Diabetes Queensland Chief Executive Officer Michelle Trute said the establishment of the new Commission offered the collaborative approach needed to tackle obesity and chronic diseases like diabetes.
“We’re eager to partner with the Government in this new preventative health commission. It will take all of our shared knowledge, expertise and resources to bring about healthier results,” Ms Trute said.
“Lack of exercise, overweight and obesity are the biggest health challenges facing Queenslanders this century, and they’re not easy or simple problems to solve.
“We need to go hard with all of our talents if we’re to make a difference in this generation. That’s our goal, and we can do it if people eat fresh and exercise for 30 minutes a day.
“It’s much easier to avoid type 2 diabetes than live with it.

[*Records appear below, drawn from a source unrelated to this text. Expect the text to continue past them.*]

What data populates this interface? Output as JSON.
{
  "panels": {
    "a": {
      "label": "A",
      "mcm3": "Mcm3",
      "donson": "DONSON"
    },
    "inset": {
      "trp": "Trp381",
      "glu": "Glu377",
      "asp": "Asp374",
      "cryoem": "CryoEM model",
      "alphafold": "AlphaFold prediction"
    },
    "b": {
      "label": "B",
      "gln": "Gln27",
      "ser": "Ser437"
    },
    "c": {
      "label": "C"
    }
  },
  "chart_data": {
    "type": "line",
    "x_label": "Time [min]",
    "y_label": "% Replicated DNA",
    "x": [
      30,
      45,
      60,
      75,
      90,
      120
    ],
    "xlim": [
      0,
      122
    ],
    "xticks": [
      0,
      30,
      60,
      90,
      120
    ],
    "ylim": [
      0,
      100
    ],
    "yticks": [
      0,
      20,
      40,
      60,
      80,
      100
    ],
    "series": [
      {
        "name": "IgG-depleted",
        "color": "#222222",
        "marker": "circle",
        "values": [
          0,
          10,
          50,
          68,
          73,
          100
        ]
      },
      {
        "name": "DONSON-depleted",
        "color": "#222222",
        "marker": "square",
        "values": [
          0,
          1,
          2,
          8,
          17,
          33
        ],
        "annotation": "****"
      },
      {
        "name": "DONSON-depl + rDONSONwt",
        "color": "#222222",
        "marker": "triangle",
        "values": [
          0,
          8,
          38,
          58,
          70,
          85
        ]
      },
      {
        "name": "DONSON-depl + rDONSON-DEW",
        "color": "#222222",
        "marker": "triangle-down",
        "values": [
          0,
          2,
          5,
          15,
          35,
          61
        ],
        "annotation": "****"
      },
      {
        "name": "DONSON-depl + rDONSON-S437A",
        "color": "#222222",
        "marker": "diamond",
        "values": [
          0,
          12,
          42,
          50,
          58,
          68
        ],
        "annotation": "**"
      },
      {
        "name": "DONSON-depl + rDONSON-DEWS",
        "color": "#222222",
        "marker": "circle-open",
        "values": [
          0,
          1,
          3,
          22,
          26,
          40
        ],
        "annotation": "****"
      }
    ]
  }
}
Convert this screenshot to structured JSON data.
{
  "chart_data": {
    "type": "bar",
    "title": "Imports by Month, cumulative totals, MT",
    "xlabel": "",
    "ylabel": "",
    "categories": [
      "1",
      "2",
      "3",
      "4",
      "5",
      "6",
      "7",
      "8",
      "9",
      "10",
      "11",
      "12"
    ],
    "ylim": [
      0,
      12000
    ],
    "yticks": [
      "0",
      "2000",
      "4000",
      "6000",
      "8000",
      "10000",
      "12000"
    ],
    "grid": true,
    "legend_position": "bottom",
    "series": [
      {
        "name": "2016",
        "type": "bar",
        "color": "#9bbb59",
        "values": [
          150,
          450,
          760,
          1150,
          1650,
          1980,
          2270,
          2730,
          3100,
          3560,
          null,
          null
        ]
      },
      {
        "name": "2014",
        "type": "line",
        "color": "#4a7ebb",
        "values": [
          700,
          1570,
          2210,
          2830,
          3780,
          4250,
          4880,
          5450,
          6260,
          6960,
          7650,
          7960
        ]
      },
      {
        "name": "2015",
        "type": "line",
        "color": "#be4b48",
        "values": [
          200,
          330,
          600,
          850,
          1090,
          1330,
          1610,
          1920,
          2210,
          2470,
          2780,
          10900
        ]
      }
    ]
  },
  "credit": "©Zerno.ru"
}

This initiative will give us all a fighting chance.”
The Heart Foundation CEO Stephen Vines said he welcomed the Commission and any action that would make Queensland communities healthier, more liveable places.
“People need supportive communities so that the healthier choice is the easiest choice,” he said.
“That means we need to support people to be more physically active every day. Infrastructure that improves access to public transport, walking and cycling, creates opportunities for people to move more and sit less.
“Physical activity can help reduce risk factors for chronic diseases and mental illness.
“A healthy economic future for Queensland will be shaped by the health and wellbeing of the population.
“The Heart Foundation has long advocated for healthier places and we support the Queensland Government’s endeavours to improve where we live.”
Urban Indigenous Health Institute CEO Mr Adrian Carson said the Commission’s focus of child and families, and commitment to reducing health inequity, is very positive.
“The Urban Indigenous Health Institute is pleased to see the focus on Aboriginal and Torres Strait Islander people and looks forward to working with the Government to Close the Gap in Queensland,” he said.
The Commission will comprise a six-member board, a Chief Executive Officer and up to 15 staff, who will address two key outcomes from the Queensland Health Advancing Health 2026 plan: Reducing childhood obesity by 10 per cent; and increasing levels of physical activity for health benefit by 20 per cent.
- There are still 259,000 children and 2.3 million adults in Queensland who are overweight or obese. This is 26 per cent of children and 64 per cent of adults.
- There are also large differentials in the unhealthy behaviours that lead to diseases and premature death across the Queensland population:
- Obesity rates are 76 per cent higher in socioeconomically disadvantaged areas of Queensland compared to advantaged areas.
Compared to major cities, obesity rates are 36 per cent higher in remote and very remotes areas of Queensland.
Obesity rates are 39 per cent higher among Indigenous Queenslanders than non-Indigenous.